Ohne Zweifel haben sich die Bedingungen für das Gespräch über solche Fragen verbessert. Wir sind in dieser Hinsicht weiter als vor zehn oder zwanzig Jahren. Ich bin dankbar dafür, dass dieser Prozess hin zu einem besseren Dialog zwischen Kirche und Wirtschaft in den letzten Jahren beherzt vorangetrieben worden ist. Ich danke Herrn Hundt – der aus zwingenden Gründen nicht mehr unter uns sein kann – herzlich für alle Initiativen, die er in dieser Richtung unternommen hat. Und ich freue mich darüber, dass ich den kirchlichen Part in diesem Dialog heute mit Kardinal Lehmann zusammen wahrnehmen kann. Wir sind in diesem Dialog in gemeinsamer Richtung engagiert, wie unser gemeinsames Wirtschafts- und Sozialwort von 1997 deutlich gemacht hat.

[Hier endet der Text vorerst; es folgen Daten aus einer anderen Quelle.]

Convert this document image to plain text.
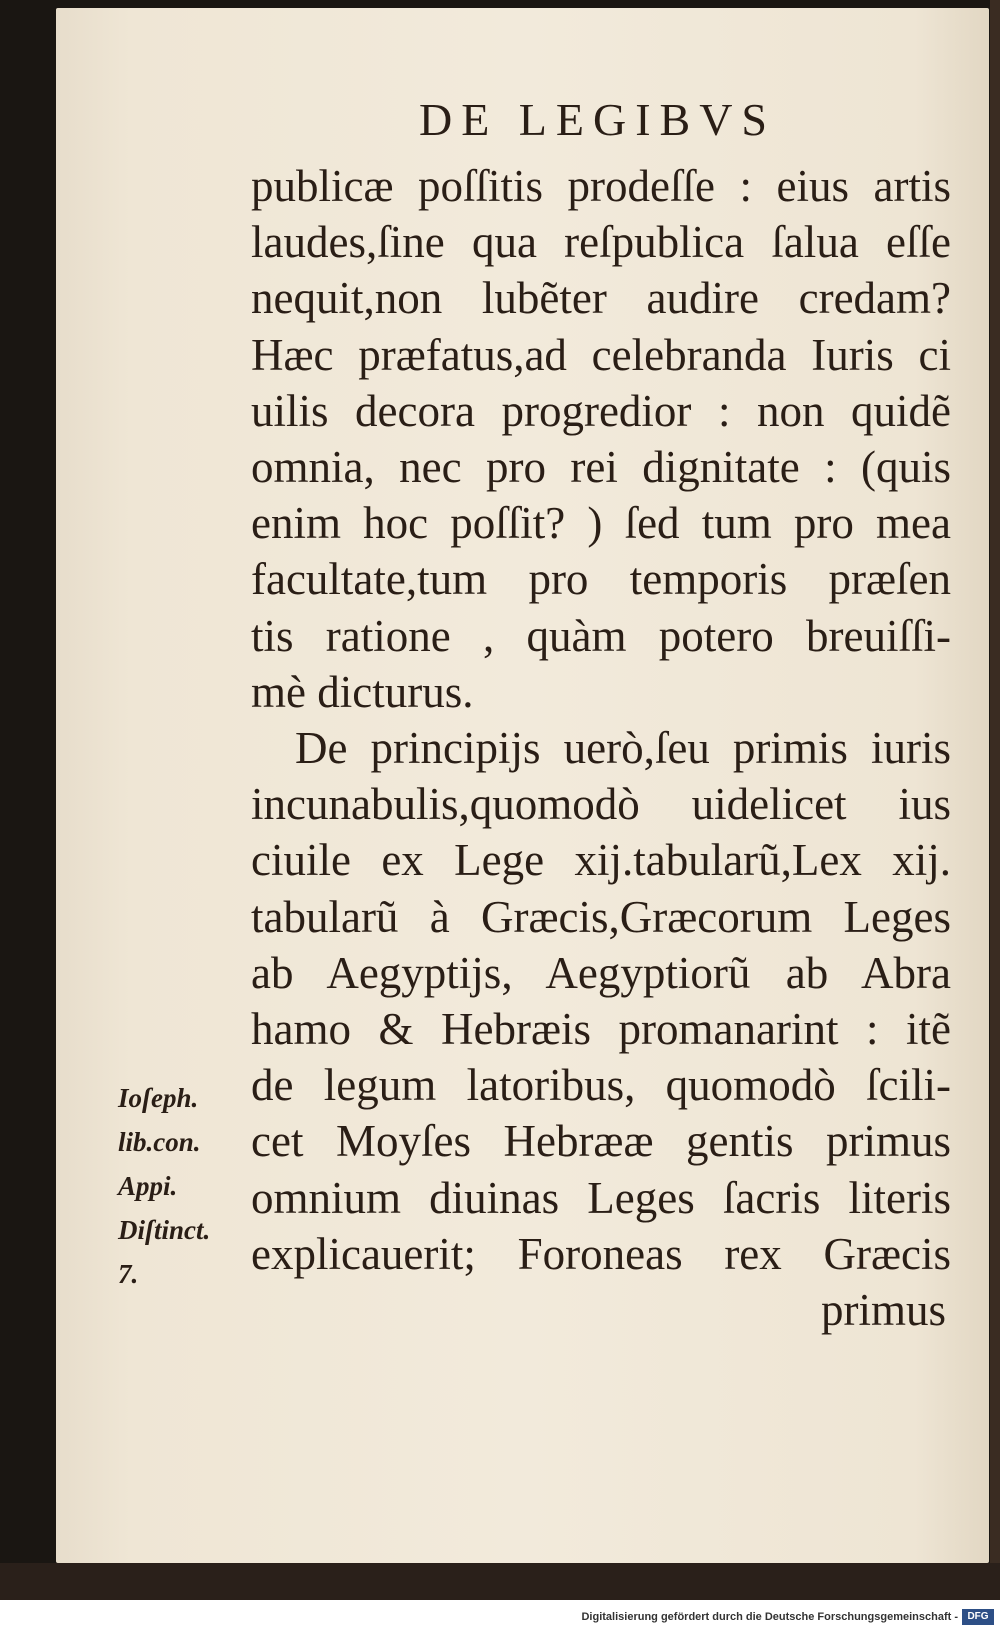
DE LEGIBVS
publicæ poſſitis prodeſſe : eius artis
laudes,ſine qua reſpublica ſalua eſſe
nequit,non lubẽter audire credam?
Hæc præfatus,ad celebranda Iuris ci
uilis decora progredior : non quidẽ
omnia, nec pro rei dignitate : (quis
enim hoc poſſit? ) ſed tum pro mea
facultate,tum pro temporis præſen
tis ratione , quàm potero breuiſſi-
mè dicturus.
De principijs uerò,ſeu primis iuris
incunabulis,quomodò uidelicet ius
ciuile ex Lege xij.tabularũ,Lex xij.
tabularũ à Græcis,Græcorum Leges
ab Aegyptijs, Aegyptiorũ ab Abra
hamo & Hebræis promanarint : itẽ
de legum latoribus, quomodò ſcili-
cet Moyſes Hebrææ gentis primus
omnium diuinas Leges ſacris literis
explicauerit; Foroneas rex Græcis
primus
Ioſeph.
lib.con.
Appi.
Diſtinct.
7.
Digitalisierung gefördert durch die Deutsche Forschungsgemeinschaft - DFG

Handelt es sich wirklich um eine Beschreibung von außen, wenn wir – wie der Titel meines Vortrags es ankündigt – die Kirche als „sozialen Dienstleister“ betrachten? Geht es dabei wirklich um eine Zuschreibung, die erst unter den Bedingungen der Moderne möglich geworden ist? Die heute so geläufig gewordene Rede von der „sozialen Dienstleistung“ hat ohne Zweifel einen christlichen Ursprung. Aber kaum jemand erinnert sich an diesen Ursprung, wenn heute von „Dienstleistung“ die Rede ist. Denn damit ist heute erfolgreiches Agieren im dritten Sektor, aber kaum jemals der konkrete Dienst am Nächsten gemeint. Deshalb mag es gut sein, sich an den Ursprung der Vorstellung von der Kirche als sozialem Dienstleister zu erinnern.
 
II.
„Es war ein Mensch, der ging von Jerusalem hinab nach Jericho und fiel unter die Räuber; die zogen ihn aus und schlugen ihn und machten sich davon und ließen ihn halbtot liegen. Es traf sich aber, dass ein Priester dieselbe Straße hinabzog; und als er ihn sah, ging er vorüber. Desgleichen auch ein Levit: als er zu der Stelle kam und ihn sah, ging er vorüber. Ein Samariter aber, der auf der Reise war, kam dahin; und als er ihn sah, jammerte er ihn; und er ging zu ihm, goss Öl und Wein auf seine Wunden und verband sie ihm, hob ihn auf sein Tier und brachte ihn in eine Herberge und pflegte ihn. Am nächsten Tag zog er zwei Silbergroschen heraus, gab sie dem Wirt und sprach: Pflege ihn; und wenn du mehr ausgibst, will ich dir's bezahlen, wenn ich wiederkomme.“

„Der barmherzige Samariter“ - dieses Gleichnis ist nicht nur ein gutes Beispiel für die Prägekraft von Bibel und Christentum in Geschichte und Gegenwart; es ist nach wie vor ein hilfreicher Schlüssel für die Bewertung aktueller Situationen und für den Zugang zu dem richtigen oder zumindest dem besseren unter mehreren sich bietenden Wegen. Und es ist zum Urbild helfender Zuwendung zum Nächsten geworden. Seine Wirkungsgeschichte reicht bis dahin, dass die „unterlassene Hilfeleistung“ zu einem Straftatbestand wurde. Wenn wir die Bereitschaft zur „Dienstleistung“ von Christen und von der Kirche erwarten, dann haben wir – bewusst oder unbewusst – dieses Gleichnis im Sinn.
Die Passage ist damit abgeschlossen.